Dia desses, li que o número de crianças em terapia tem aumentado nos últimos anos e que “estar em terapia” virou sinal de status: pacientes de 9 anos só estariam fazendo terapia porque os amigos também fazem. Fico sabendo ainda que, em determinados grupos, “fazer terapia” tornou-se algo tão bem-visto quanto usar marcas de certas grifes. Tudo isso por aqui mesmo, no nosso universo brasileiro. Como foi acontecer isso??
O hábito de buscar dividir com psicoterapeutas a responsabilidade de educar/criar os filhos vem de longa data. Mesmo sem sintomas muito relevantes, crianças e adolescentes são encaminhadas às psicoterapias. O que poderia ser um instrumento de grande ajuda na construção de relacionamentos saudáveis no ambiente familiar, às vezes revela-se inócuo.
O que se passa, então? Ocorre que, com frequência, os pais só estão inclinados a “matricular” os filhos numa terapia. Não pretendem mudar suas próprias atitudes na relação com os filhos, acham que os filhos precisam “entender” a verdade deles. E pronto. Tampouco estão interessados em ir, ainda que de vez em quando, ao consultório do terapeuta para iniciar um trabalho em parceria. É como se perguntassem: quanto custa? Eu pago! E sumissem. Zero de comprometimento, a não ser com o pagamento.
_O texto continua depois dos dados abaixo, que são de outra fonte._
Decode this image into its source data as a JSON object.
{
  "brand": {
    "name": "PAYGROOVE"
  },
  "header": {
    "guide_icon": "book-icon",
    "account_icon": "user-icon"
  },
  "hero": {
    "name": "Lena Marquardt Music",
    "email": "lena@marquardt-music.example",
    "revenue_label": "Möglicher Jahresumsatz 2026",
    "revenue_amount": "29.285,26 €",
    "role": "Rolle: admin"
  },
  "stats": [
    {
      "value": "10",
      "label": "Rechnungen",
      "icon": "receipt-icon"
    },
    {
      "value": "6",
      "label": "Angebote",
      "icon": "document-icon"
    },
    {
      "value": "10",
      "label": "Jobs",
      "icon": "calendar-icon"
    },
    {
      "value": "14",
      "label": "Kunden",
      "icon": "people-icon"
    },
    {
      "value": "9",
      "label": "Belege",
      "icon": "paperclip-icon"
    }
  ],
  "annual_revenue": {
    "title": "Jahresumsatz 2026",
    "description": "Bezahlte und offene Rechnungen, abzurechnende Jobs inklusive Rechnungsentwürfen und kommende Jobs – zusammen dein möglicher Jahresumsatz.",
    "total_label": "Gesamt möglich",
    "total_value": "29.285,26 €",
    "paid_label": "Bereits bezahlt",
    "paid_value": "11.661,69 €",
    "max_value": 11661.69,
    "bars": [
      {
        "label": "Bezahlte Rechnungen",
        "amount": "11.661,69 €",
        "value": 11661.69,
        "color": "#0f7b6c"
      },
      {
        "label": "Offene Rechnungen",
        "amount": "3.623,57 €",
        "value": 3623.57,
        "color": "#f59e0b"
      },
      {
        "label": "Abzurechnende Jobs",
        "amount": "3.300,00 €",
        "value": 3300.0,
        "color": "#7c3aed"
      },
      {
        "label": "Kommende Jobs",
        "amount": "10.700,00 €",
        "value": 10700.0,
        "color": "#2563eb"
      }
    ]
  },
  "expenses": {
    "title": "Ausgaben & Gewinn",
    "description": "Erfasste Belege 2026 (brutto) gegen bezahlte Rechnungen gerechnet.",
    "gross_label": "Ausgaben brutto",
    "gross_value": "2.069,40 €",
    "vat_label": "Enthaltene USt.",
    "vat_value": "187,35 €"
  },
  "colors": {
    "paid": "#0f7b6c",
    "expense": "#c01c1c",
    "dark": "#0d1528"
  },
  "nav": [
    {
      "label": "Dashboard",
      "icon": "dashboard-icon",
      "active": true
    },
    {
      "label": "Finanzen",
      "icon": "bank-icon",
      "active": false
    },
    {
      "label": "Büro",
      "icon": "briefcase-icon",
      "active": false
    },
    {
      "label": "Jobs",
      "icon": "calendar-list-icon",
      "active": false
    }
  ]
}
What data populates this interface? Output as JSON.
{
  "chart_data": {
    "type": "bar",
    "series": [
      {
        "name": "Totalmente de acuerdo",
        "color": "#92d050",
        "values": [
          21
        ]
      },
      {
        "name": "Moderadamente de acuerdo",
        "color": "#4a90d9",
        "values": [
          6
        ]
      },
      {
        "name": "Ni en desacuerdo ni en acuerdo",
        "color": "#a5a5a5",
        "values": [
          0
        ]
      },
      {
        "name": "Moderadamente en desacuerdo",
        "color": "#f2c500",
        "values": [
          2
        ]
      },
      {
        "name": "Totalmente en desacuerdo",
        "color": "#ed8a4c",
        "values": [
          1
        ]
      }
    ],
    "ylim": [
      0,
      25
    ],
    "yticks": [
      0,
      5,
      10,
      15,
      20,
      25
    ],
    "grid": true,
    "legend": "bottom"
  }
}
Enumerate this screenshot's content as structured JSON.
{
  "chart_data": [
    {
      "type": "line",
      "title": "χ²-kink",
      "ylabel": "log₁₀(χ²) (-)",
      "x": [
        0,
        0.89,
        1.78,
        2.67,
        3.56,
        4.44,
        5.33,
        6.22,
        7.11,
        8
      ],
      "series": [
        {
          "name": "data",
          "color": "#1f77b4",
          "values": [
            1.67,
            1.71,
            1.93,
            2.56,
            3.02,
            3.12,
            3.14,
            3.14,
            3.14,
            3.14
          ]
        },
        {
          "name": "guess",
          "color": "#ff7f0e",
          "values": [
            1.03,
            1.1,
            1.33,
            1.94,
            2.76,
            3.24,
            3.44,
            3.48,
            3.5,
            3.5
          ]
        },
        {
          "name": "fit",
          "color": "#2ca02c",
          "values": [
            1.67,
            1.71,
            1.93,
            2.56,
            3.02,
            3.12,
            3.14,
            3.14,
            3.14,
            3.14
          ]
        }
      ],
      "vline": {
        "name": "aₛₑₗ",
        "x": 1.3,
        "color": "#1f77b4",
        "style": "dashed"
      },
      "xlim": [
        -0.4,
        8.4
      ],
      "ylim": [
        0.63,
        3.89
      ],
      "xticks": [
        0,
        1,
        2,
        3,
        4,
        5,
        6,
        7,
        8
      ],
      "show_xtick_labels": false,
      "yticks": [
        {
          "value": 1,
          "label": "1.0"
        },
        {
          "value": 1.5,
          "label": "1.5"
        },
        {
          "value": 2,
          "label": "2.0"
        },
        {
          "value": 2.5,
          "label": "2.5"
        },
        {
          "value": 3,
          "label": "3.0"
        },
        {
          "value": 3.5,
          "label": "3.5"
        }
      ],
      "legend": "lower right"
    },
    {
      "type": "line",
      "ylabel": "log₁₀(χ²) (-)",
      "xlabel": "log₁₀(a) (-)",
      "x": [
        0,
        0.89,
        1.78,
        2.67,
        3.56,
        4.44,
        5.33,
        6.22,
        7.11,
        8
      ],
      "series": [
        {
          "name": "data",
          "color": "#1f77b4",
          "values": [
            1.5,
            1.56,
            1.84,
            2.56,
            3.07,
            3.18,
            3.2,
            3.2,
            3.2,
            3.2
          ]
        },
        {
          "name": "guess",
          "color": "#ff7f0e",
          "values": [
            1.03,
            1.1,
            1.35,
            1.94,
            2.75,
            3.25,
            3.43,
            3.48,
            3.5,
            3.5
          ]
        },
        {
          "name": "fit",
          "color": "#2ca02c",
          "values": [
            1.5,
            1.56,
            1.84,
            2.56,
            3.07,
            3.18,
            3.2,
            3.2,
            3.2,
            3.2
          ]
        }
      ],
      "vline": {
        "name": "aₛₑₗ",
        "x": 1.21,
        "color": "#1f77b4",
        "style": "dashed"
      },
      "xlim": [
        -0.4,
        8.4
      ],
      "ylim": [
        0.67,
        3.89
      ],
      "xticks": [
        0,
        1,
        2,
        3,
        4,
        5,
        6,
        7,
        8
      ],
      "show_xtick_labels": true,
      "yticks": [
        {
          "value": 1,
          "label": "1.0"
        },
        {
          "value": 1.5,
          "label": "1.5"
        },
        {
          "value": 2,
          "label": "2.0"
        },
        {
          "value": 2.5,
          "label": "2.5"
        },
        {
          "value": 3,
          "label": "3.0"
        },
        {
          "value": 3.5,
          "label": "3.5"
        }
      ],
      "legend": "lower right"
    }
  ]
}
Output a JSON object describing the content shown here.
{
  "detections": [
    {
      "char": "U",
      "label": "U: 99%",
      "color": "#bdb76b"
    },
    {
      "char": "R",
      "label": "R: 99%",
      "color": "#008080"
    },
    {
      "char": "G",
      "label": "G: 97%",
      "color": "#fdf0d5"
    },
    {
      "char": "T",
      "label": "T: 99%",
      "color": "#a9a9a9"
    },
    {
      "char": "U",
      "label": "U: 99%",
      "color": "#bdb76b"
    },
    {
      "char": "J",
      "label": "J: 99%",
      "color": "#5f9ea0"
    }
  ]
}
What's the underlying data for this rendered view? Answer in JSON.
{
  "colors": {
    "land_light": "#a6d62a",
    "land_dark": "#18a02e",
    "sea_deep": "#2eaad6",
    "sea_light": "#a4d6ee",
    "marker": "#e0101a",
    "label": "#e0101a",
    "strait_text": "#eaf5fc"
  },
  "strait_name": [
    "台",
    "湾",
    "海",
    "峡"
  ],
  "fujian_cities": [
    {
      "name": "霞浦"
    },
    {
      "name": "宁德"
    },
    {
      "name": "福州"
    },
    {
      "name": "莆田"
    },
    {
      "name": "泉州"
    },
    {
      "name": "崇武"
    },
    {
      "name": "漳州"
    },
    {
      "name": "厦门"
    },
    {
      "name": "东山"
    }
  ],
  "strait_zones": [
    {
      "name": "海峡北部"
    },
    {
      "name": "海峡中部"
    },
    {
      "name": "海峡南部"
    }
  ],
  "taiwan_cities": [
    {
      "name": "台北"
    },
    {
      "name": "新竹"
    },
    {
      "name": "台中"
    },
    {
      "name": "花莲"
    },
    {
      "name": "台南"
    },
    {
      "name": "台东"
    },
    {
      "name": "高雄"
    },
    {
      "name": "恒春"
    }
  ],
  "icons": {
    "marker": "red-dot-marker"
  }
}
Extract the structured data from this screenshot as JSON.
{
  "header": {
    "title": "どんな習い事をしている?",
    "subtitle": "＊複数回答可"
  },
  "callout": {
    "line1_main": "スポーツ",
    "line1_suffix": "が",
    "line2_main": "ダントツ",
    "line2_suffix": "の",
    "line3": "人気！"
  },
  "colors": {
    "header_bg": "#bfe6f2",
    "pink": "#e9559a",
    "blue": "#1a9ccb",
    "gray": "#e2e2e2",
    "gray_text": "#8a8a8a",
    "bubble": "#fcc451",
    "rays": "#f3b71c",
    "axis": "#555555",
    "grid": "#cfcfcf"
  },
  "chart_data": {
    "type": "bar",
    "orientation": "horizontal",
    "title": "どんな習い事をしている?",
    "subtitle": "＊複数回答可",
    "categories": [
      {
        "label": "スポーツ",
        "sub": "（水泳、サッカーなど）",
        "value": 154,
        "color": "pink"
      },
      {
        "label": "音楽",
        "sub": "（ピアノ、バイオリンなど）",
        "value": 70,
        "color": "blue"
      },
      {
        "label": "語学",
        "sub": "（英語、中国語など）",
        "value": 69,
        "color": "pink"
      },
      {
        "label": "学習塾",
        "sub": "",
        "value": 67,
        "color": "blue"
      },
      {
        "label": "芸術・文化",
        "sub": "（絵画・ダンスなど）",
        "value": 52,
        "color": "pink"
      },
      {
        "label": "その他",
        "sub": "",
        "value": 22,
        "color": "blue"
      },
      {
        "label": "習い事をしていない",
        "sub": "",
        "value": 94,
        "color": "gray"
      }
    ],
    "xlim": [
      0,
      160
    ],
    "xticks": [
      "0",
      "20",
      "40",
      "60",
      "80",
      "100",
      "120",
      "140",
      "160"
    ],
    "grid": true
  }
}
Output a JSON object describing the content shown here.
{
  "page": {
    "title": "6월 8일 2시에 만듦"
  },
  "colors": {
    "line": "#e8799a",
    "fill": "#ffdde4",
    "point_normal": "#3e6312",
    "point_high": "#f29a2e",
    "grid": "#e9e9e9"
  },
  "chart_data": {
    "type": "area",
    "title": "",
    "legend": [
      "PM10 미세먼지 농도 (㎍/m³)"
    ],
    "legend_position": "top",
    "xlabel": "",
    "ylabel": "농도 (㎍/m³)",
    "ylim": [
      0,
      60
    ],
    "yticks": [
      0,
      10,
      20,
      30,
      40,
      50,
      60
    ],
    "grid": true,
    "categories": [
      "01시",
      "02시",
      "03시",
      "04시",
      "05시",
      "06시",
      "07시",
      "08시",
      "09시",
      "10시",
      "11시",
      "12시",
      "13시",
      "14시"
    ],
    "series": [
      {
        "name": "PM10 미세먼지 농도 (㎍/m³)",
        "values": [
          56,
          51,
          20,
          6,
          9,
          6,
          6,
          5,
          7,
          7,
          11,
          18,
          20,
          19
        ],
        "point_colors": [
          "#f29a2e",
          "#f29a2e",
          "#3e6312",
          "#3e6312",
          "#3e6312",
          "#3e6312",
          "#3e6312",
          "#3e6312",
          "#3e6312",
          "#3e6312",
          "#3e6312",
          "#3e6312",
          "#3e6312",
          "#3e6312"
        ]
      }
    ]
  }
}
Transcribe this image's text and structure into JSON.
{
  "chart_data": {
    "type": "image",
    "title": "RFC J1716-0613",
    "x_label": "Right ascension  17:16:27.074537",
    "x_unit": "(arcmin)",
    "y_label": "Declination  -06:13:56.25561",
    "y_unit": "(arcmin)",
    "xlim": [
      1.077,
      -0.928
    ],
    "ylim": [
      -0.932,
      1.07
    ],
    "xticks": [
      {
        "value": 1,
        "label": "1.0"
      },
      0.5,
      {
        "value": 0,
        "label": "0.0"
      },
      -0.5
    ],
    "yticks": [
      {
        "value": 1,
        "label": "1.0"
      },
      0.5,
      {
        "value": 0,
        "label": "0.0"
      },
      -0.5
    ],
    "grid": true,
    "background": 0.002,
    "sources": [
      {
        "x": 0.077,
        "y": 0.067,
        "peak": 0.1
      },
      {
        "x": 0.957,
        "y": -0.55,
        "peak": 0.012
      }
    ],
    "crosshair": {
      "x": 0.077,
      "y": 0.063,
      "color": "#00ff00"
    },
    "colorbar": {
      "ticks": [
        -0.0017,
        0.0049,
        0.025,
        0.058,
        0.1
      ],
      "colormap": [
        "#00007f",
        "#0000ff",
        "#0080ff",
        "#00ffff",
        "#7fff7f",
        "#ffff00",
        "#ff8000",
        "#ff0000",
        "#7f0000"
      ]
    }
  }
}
Nessas condições, o sucesso terapêutico torna-se difícil , porque nada se equipara à ascendência dos pais sobre seus filhos. Por melhor relacionamento que consiga estabelecer com seu jovem paciente, um terapeuta nunca poderá fazer ou substituir o papel de pai ou mãe e “educar” o filho de alguém. Para o terapeuta, além de limitadora, é frustrante a situação de fazer um trabalho onde o apoio e a colaboração dos responsáveis é fundamental. Há pais que dizem, como se fossem eles as crianças: “ah, mas eu não consigo fazer diferente…” Geralmente, o fazer diferente seria fazer da forma saudável. Especialmente para o filho, é claro.
Curiosamente, pais infantilizados, regredidos, que pensam prioritariamente em si mesmos, com frequência tem filhos que se esforçam para “consertá-los”. Pode-se dizer, com segurança, que existem mesmo muitos filhos em terapia que são exponencialmente mais saudáveis que seus pais.
Quando acontece de ao menos um dentre os dois, o pai ou a mãe, conseguir se comprometer com o tratamento, a criança/adolescente apresenta melhoras, faz progressos. Já quando ambos possuem um grau de narcisismo exacerbado, sendo pessoas muito autocentradas, não vão conseguir empatizar com o sofrimento do filho, estabelecendo-se na família uma situação claramente disfuncional.
Ao terapeuta é preciso, nesses casos, discernimento e senso ético para não acabar estabelecendo um tipo de “pacto perverso” com a família. Nele, pais e terapeuta “fazem de conta” que estão desempenhando seus papéis, e a criança permanece “matriculada”. Até comparece às consultas, mas sua terapia terá pouquíssimas chances de acontecer de verdade.